Davutoğlu, Suriye’de geçiş süreci ‘kontrollü ve yönetilebilir’ olmalı

Davutoğlu, Suriye’de geçiş süreci ‘kontrollü ve yönetilebilir’ olmalı

Başbakan Ahmet Davutoğlu, Suriye’de devam eden iç savaşın sonlandırılabilmesi için Beşşar Esed’li geçiş sürecine yönelik plana Türkiye’nin “kontrollü ve yönetilebilir” olması halinde onay verebileceğini dile getirdi.

70. Genel Kurul çalışmaları kapsamında geldiği BM’de basın toplantısı yapan Davutoğlu’na geçici bir süreliğine Esedli geçiş sürecine Türkiye’nin tutumunun ne olacağı soruldu. Davutoğlu kendisinin Esed’e dört yıl önce böyle bir planla gittiğini hatırlattı. 2011 yılında Esed’e bir geçiş süreci teklifi sunduğunu ancak onu da kendisinin geri çevirdiğini anımsatan Davutoğlu, “Cenevre’ye giden süreçte (2012) biz kısa süreli bir Esedli geçiş formülü üzerinde de çalıştık. Ama malesef bu da o zaman Esad tarafından reddedildi… Dolayısıyla bütün bu formülleri Esad kendisi öldürdü.” dedi.

“ESED’DEN GEÇİŞ SÜRECİNİN BAŞARI İLE YÖNETMESİNİ BEKLEMEK MÜMKÜN DEĞİL”

Esed’li geçiş tekliflerinin üzerinden geçen dört yılın ardından 300 bin insanın katledildiği, 6 milyona yakın kişinin mülteci durumuna düştüğü, 7-8 milyon Suriyelinin de yerinden edildiğini hatırlatan Davutoğlu şöyle devam etti: “Ülkenin yalnızca yüzde 14’ünü kontrol edebilen bir Tiran’dan bir diktatörden geçiş sürecini başarı ile yönetmesini beklemek mümkün değil. Bizim için geçiş süreci ne demek biliyor musunuz? Eğer birgün Türkiye’deki 2 milyon mültecinin Suriye’de barışa doğru bir süreç başladı, ‘ben ülkeme dönebilirim’ dediği şey, şartlar geçiş sürecidir. Yoksa aldatma şeklinde Esed’in gücünü korunduğu ve bazı muhalif ınsurlarının da Suriye’de neredeyse ev hapsi gibi hükümet yönetimine katıldığı bir formül gerçek anlamda bir geçiş süreci olmaz.
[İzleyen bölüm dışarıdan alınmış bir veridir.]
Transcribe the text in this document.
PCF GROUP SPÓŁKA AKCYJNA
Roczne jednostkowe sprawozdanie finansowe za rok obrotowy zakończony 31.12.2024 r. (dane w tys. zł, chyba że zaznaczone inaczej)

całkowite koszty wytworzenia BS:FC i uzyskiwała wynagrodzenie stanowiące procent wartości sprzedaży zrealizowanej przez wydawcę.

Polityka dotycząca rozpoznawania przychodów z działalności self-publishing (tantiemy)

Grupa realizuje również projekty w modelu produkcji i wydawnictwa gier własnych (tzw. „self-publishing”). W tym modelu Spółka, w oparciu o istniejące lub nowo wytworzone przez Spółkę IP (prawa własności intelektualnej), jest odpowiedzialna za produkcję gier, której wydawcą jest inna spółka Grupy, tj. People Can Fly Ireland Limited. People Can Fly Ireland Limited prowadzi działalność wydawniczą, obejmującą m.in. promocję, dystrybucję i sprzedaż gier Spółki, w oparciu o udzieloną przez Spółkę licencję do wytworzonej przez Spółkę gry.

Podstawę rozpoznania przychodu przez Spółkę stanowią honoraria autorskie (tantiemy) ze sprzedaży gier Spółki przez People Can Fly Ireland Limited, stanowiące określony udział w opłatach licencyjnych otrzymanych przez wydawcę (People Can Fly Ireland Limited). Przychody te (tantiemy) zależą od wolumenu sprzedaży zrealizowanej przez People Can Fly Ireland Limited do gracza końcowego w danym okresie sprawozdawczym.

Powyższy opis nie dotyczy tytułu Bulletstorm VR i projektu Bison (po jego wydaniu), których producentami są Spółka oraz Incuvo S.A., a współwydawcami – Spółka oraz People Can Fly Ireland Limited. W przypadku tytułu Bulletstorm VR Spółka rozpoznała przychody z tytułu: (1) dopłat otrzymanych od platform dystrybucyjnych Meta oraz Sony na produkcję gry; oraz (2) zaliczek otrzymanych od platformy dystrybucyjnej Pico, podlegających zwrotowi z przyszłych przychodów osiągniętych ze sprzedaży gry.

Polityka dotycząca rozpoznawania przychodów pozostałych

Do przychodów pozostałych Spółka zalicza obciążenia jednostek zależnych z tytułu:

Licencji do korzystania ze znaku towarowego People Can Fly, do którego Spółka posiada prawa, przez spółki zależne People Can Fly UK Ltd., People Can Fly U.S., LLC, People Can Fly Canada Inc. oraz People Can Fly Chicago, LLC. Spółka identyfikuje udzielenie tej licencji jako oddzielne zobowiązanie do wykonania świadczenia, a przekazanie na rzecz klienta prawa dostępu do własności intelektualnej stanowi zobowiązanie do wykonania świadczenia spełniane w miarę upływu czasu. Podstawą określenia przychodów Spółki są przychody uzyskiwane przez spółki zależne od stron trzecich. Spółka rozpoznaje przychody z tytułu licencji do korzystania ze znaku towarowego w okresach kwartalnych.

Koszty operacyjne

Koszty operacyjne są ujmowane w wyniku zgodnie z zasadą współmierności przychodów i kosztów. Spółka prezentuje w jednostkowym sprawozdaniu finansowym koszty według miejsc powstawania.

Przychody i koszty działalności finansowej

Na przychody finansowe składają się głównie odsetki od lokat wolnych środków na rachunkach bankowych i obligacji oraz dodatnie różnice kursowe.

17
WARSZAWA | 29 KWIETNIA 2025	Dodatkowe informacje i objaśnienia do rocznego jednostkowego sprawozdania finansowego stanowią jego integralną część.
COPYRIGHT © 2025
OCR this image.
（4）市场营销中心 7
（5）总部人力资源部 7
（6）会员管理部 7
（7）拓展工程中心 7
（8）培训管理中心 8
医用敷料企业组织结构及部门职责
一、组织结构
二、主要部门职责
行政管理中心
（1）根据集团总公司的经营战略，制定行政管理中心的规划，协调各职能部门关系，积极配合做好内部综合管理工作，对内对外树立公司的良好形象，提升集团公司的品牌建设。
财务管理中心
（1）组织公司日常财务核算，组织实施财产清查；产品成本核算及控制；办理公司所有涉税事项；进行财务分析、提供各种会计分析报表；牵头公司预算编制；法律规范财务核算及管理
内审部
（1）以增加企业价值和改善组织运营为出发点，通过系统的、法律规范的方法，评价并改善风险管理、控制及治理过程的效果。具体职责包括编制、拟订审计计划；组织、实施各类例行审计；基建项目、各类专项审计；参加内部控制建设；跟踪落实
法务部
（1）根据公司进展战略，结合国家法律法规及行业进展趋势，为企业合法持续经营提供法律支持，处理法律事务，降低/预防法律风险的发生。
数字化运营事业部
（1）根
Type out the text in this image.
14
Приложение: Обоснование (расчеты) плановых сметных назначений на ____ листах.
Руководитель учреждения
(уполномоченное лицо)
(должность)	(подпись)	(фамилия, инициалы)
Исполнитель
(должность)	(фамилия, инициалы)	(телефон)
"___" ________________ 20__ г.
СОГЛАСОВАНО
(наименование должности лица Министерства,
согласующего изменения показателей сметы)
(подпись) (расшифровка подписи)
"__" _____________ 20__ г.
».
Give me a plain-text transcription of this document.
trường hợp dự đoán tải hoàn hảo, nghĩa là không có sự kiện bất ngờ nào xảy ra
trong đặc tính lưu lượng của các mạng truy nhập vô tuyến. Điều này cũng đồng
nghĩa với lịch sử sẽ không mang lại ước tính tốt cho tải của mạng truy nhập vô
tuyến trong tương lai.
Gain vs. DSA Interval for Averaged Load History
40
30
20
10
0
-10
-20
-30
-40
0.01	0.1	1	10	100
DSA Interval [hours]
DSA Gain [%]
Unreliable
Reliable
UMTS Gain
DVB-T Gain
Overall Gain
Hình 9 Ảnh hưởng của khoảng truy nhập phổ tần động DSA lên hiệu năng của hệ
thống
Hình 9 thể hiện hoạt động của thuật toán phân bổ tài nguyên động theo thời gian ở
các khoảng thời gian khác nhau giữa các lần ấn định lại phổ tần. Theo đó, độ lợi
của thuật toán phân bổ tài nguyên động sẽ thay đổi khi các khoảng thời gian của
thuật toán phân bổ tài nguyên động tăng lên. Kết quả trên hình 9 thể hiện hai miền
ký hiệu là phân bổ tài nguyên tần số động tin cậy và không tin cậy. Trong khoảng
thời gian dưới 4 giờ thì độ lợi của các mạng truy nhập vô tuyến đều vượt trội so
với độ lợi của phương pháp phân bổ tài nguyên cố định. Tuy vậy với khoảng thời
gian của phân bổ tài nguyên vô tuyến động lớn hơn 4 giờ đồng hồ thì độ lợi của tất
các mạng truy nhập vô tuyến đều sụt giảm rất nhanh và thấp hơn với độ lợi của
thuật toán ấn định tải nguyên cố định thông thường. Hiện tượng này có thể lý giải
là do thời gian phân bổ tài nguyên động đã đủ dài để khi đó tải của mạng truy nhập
Geçiş süreci Suriye halkının bu üsrece ikna edilmesi ile olur.”

Esedli bir Suriye’ye hiçbir mültecinin geri dönmek istemeyeceğini savunan Davutoğlu, “Dolayısıyla bizim ve Sayın Obama’nın orada (BM Genel Kurulu’nda) vurguladığı yani aynı noktada olduğu husus Esed’in gidişini sağlayacak kontrollü ve yönetilebilir bir geçiş süreci. Yani yönetilebilir bir geçiş süreci bir kere güvenlik düzenlemelerinin de içinde olduğu ve kesinlikle geçiş sürecinin sonuçlarının göründüğü ne zaman, hangi şartlarda bu geçiş sürecinin tamama ereceğinin taraflarca kabul edileceği bir yöntemle olur. Esas itibariyle geçiş sürecinin adı konduğunda da ‘Esed’siz bir Suriye’ geçiş sürecidir. Bunu böyle tanımladığımızda zaten Esed’in bu konuda rolünün olamayacağı açık şekilde ortaya çıkar.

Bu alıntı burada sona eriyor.